To find the length of the semi-major axis of the ellipse given the point \( (0, 3 + \sqrt{5}) \) and the foci \( (2, 3) \) and \( (-2, 3) \), we can follow these steps: ### Step 1: Identify the foci and the point The foci of the ellipse are given as \( F_1(2, 3) \) and \( F_2(-2, 3) \).

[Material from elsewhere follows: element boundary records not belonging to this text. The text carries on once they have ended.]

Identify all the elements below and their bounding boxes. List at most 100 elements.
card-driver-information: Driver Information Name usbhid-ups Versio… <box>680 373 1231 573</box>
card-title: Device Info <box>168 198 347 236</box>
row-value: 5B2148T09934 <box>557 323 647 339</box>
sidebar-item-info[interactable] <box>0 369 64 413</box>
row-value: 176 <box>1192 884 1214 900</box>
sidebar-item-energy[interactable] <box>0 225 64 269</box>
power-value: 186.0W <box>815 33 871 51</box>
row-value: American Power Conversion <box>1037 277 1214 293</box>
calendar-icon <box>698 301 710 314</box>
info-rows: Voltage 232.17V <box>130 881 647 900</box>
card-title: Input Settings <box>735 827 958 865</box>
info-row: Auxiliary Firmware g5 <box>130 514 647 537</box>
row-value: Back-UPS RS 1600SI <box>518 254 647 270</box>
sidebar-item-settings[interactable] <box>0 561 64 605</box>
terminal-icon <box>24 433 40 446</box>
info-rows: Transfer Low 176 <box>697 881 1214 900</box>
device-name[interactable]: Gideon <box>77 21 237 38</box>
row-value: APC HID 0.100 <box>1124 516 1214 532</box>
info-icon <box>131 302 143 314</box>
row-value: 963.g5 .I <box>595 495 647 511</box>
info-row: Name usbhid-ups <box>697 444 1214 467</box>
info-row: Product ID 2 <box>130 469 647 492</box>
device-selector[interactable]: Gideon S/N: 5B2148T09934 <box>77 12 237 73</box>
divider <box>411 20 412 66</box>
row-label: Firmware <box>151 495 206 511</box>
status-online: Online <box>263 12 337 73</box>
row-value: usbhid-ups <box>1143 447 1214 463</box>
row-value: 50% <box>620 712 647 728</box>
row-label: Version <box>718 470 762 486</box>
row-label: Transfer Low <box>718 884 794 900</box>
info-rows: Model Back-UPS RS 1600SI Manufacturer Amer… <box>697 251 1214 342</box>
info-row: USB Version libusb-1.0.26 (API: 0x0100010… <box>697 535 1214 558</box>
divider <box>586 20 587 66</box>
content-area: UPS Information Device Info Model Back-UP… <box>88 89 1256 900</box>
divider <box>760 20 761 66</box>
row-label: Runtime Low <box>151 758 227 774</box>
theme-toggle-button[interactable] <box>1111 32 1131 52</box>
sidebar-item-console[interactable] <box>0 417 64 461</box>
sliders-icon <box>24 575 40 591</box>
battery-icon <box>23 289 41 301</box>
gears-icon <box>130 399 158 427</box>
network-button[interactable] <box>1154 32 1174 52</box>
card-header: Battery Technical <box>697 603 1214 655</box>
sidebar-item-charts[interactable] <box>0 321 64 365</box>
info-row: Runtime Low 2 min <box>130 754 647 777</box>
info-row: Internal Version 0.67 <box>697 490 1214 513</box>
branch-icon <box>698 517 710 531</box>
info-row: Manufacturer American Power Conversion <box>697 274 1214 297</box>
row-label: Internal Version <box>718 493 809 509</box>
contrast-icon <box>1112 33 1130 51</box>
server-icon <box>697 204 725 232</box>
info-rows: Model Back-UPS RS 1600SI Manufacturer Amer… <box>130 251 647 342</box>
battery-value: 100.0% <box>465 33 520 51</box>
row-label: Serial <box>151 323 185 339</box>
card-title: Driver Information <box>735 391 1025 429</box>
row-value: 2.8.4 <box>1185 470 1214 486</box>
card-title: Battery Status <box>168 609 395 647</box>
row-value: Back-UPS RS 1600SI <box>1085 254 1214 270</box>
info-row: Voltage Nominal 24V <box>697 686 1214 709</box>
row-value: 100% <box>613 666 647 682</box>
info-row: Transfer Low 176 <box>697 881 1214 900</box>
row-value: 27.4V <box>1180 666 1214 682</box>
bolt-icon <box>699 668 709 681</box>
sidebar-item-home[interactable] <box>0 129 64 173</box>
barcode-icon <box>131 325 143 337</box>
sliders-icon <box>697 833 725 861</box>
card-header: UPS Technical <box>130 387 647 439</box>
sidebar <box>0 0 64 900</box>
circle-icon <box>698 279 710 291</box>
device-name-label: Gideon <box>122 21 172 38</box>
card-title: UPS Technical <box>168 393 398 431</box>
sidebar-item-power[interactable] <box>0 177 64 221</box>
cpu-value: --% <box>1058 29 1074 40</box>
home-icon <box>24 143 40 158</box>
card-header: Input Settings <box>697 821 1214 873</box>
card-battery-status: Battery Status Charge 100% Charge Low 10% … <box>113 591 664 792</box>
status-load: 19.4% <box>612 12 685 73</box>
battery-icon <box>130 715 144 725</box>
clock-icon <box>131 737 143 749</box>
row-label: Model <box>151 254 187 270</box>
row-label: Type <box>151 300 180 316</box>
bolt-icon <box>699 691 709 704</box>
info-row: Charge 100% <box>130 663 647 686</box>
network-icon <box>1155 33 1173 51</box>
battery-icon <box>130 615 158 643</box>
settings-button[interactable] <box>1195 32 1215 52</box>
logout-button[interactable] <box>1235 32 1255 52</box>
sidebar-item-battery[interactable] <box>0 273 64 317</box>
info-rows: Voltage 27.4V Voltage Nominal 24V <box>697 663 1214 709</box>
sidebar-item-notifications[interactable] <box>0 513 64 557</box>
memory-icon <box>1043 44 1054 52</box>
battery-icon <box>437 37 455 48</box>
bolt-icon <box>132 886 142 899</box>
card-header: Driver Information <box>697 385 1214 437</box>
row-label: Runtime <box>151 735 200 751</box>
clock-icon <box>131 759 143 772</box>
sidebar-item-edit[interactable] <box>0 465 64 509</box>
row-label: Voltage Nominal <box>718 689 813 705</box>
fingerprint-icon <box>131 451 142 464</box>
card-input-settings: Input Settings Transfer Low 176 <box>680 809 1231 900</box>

The point on the ellipse is \( P(0, 3 + \sqrt{5}) \). ### Step 2: Use the property of ellipses For any point \( P \) on an ellipse, the sum of the distances from \( P \) to the foci \( F_1 \) and \( F_2 \) is constant and equal to \( 2a \), where \( a \) is the length of the semi-major axis. ### Step 3: Calculate the distances \( PF_1 \) and \( PF_2 \) Using the distance formula, we can calculate \( PF_1 \) and \( PF_2 \): 1. **Distance \( PF_1 \)**: \[ PF_1 = \sqrt{(0 - 2)^2 + ((3 + \sqrt{5}) - 3)^2} = \sqrt{(-2)^2 + (\sqrt{5})^2} = \sqrt{4 + 5} = \sqrt{9} = 3 \] 2. **Distance \( PF_2 \)**: \[ PF_2 = \sqrt{(0 + 2)^2 + ((3 + \sqrt{5}) - 3)^2} = \sqrt{(2)^2 + (\sqrt{5})^2} = \sqrt{4 + 5} = \sqrt{9} = 3 \] ### Step 4: Sum the distances Now, we sum the distances: \[ PF_1 + PF_2 = 3 + 3 = 6 \] ### Step 5: Relate the sum to \( 2a \) Since \( PF_1 + PF_2 = 2a \), we have: \[ 2a = 6 \] ### Step 6: Solve for \( a \) To find the semi-major axis \( a \): \[ a = \frac{6}{2} = 3 \] ### Conclusion The length of the semi-major axis is \( \boxed{3} \).